A solução para esse problema seria controlar a recessão, permitindo a liberdade de preços e salários, até que o mercado se adequasse à nova situação. No entanto, ao contrário disso, o governo passou a exercer arrochado controle sobre os preços e os salários, além de promover aumento de impostos. Isso agravou a recessão e, em cinco dias, a Bolsa quebrou, levando à falência empresas e bancos e, ao desemprego, 12 milhões de pessoas nos Estados Unidos, uma recessão que se alastrou por todo o mundo.

A fórmula de Keynes era os governos aplicarem grandes remessas de capital na realização de investimentos que aquecessem a economia de modo geral, além de linhas de crédito a baixo custo para garantir a realização de investimentos do setor privado e a elevação dos níveis de emprego. Mas isso era uma ofensa ao “livre mercado”. Coube ao presidente Franklin Delano Roosevelt, um homem paraplégico por causa da poliomielite, enfrentar a recessão.

Governador de Nova York desde 1928, disputou e ganhou a Presidência dos Estados Unidos em 1932, prometendo um novo e ousado plano de ação para resgatar a nação dos efeitos da grande depressão. Convenceu os americanos de que não havia mais nada a temer. Empossado em março de 1933, em apenas 100 dias, Roosevelt conseguiu aprovar no Congresso seu plano baseado nas ideias keynesianas. O New Deal (Nova Ordem) garantiu US$ 3,3 bilhões para investir na criação de empregos e na recuperação industrial. Nascia o Estado de bem-estar social.

Errático
Roosevelt propôs programas inovadores, que geraram milhões de empregos, e criou a Lei de Seguridade Social, um plano de aposentadoria com abrangência nacional, a grande herança de seu governo. Reeleito três vezes (1936, 1940 e 1944), morreu pouco antes do fim da II Guerra Mundial, na qual foi um dos Três Grandes, ao lado de Winston Churchill, o primeiro-ministro britânico, e Youssef Stálin, o líder da antiga União Soviética, que comandaram as forças aliadas contra o nazifascismo.

Aqui no Brasil, diante da epidemia de coronavírus, a política econômica ultraliberal do ministro da Economia, Paulo Guedes, entrou em colapso. Tornou-se insustentável diante da redução da atividade econômica. Na verdade, seus resultados já eram pífios antes da epidemia.. Economistas como Armínio Fraga, Monica de Bolle e André Lara Rezende já vinham questionando o ministro. O mercado já está com saudades do ex-ministro Henrique Meirelles, hoje secretário da Fazenda de São Paulo.

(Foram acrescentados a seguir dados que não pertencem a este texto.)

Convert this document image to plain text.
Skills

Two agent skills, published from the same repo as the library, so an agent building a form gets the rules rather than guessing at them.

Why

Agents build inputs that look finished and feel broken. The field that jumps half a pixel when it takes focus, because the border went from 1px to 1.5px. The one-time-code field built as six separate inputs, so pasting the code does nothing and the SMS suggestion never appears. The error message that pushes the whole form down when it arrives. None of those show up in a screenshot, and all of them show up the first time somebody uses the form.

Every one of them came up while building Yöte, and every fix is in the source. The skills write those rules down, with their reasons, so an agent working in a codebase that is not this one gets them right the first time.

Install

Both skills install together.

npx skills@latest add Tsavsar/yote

É esse debate que está por trás do embate entre o presidente Jair Bolsonaro e os governadores em relação às medidas de quarentena adotadas nos estados e municípios. Na cabeça do presidente, não existe guerra sem defuntos: as taxas de letalidade da epidemia são baixas demais para justificar uma recessão econômica. O remédio é deixar morrer. Ontem, foi à tevê, em cadeia nacional, para atacar a imprensa, os governadores e os prefeitos e criticar as medidas de distanciamento social adotadas para conter a epidemia, que continua chamando de gripezinha. Quando parecia ter entrado em entendimento com os demais governantes, recrudesceu. Temos um presidente errático em relação à crise que o país enfrenta.